Where was Jim Carrey enlightened

Interview: Interview with star comedian Jim Carrey: "I love my isolation"

For years there has hardly been anything left to see from you in the cinema. Only now are you coming out with a big movie again with "Sonic The Hedgehog". Why the break?

Jim Carrey: I got to the point everyone dreamed of and realized: I'm still unhappy. That was a shock. When you've achieved everything, what else is there? Everything was driven by the desire to create something and to be loved and admired for it. And I realized: that's not the point at all. I don't need someone to stroke my stomach and tell me how great I am.

You once said in an interview that you don't even exist.

Carrey: That's right. I know it sounds crazy, but I've had a number of revival experiences. I've always lost myself in my roles, I've lived in them. And when I was done with it, it always took me a month to remind myself: who am I actually? What do I like and what do I dislike? - And then when I turned back into Jim Carrey, I was depressed. But then I realized, wait a minute, if I can put this Jim Carrey aside for a few months to become someone else, who the hell is this person? Do they even exist? It was like an enlightenment. I am just a bundle of energies that have been planted with certain ideas.

What ideas?

Carrey: That I am of Irish-Scottish-French origin. That I'm from Canada. That I'm an actor who inherited his talent from his father, the funniest man in the world.

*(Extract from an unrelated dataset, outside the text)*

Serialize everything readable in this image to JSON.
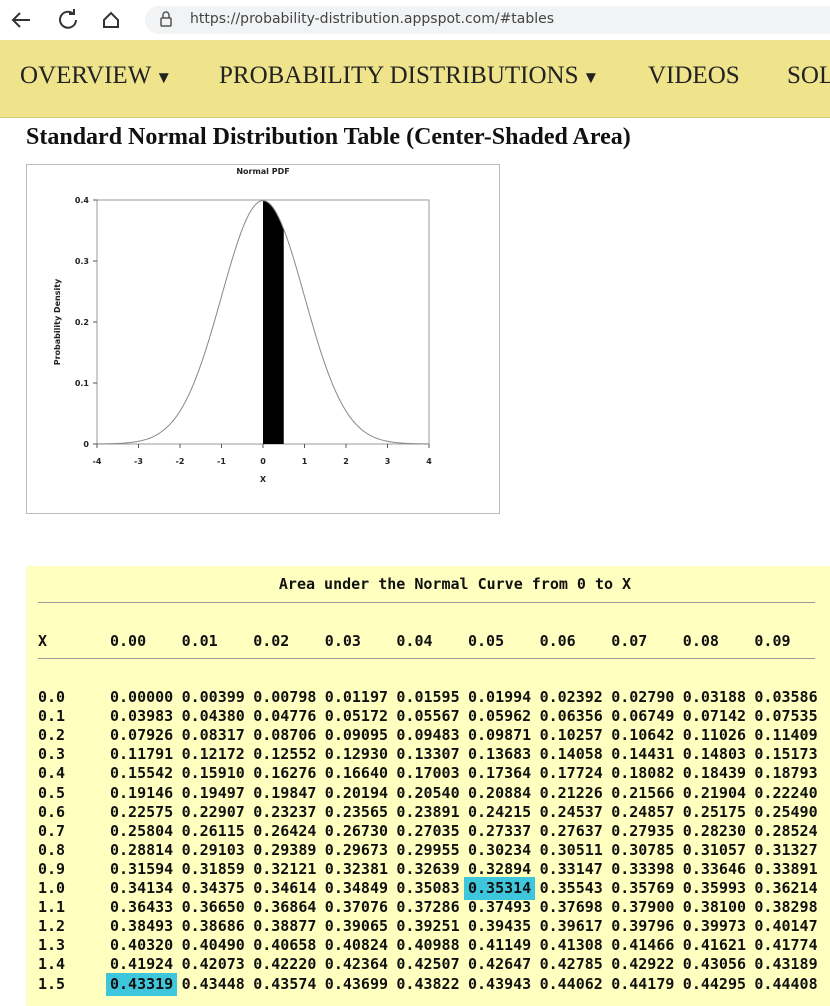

I'm like a patched up Frankenstein monster. Or more precisely: an avatar. Since I figured that out, I've been much happier.

However, you had serious problems to deal with. A few years ago, your ex-girlfriend's parents blamed you for their daughter's suicide.

Carrey: Sure, this reality was still bothering me. I don't even want to deny that I've been through really tough times in recent years. Things I wouldn't want anyone to do. When something bad happens to me, I deal with it just as much as anyone else. But the sadness that I feel passes by like a bad weather front. I won't let her get me down. Because I know that all this suffering only promotes the process of knowledge. You try to understand where this pain comes from, why these people are inflicting it on you, you develop compassion for these people and suddenly you feel completely free.

 

You are now also active as a painter. Does that help with liberation?

Carrey: Absolutely. There is a part of me that wants to present itself to people. I have to be creative. So I can process what happens to me. For example when someone breaks my heart. That has happened to me often enough. But acting isn't ideal for that. All of this has to get out of me immediately. I can't wait for a committee to give the go-ahead or for a script to be perfect. I have an idea and then I paint it or I make a sculpture, I don't know what that means. But after a while I get it, and it's a fantastic feeling. Should I show you one of my pictures?

Yeah yeah

Carrey: (He lets his assistant bring his smartphone to him, scrolls to a picture with expressive colors in which some shapes emerge.) These are all characters that embody me: this one shows a person who only focuses on business, then she experienced a trauma that cut her in two. This man is trapped in his trauma. But then there is another bandaged character who is willing to look beyond his injuries, and this is how she sees a ballerina. It embodies death, the death of the self. And at the same time it stands for grace that is always within our grasp. At first I had no idea why I painted this - it took me five days - but now I know.

Under what circumstances do you decide to take on a role?

Carrey: I'm not looking for roles, they'll find me. You have to be right for me in the moment. For example, I made an appearance in the movie "The Bad Batch". The director wanted to cast me in the role of a violent cult leader, which then went to Keanu Reeves. But I said I don't feel like diving into such squalor. I don't live in such a world. I love my isolation, go my own way. And she said: "Sure, your role is that of the hermit." And I said, "Yes, of course. I am." I didn't care that it was a small role. As far as I'm concerned, they didn't even have to name me in the credits.

Supposedly you carried your hermit existence so far that you lived in the house with lots of birds.

Carrey: That's right. I tried to drive them away for a while because they gave me mites. But then they came back again. Now they follow me all over the house.

And what about the mites?

Carrey: They're not that bad. I can get along with them now.

But you don't like the human audience anymore?

Carrey: Yes, yes. But I don't need the encouragement of normal viewers anymore. It's nice to hear compliments, but they mean nothing to me.

Hasn't your success as an actor brought you something concrete after all?

Carrey: He has. Right at the beginning. I can't really remember it myself, but my mother kept telling me that. Because I didn't want to eat as a toddler. But they put me in my high chair and put the plate in front of me. So I started shaking myself and making all kinds of faces that made the rest of the family laugh. My mother protested: "Don't encourage him, he just wants to avoid eating." But as a result, everyone really started snorting. My meal went cold and I had achieved my goal. That's how my whole career began. If you can even speak of a career. It's all just flowing energy.

And what if you are all over? Does death exist for you?

Carrey: I believe in some form of death. You suddenly realize that you never existed. This is not an event, but a sudden realization: it has always been like this.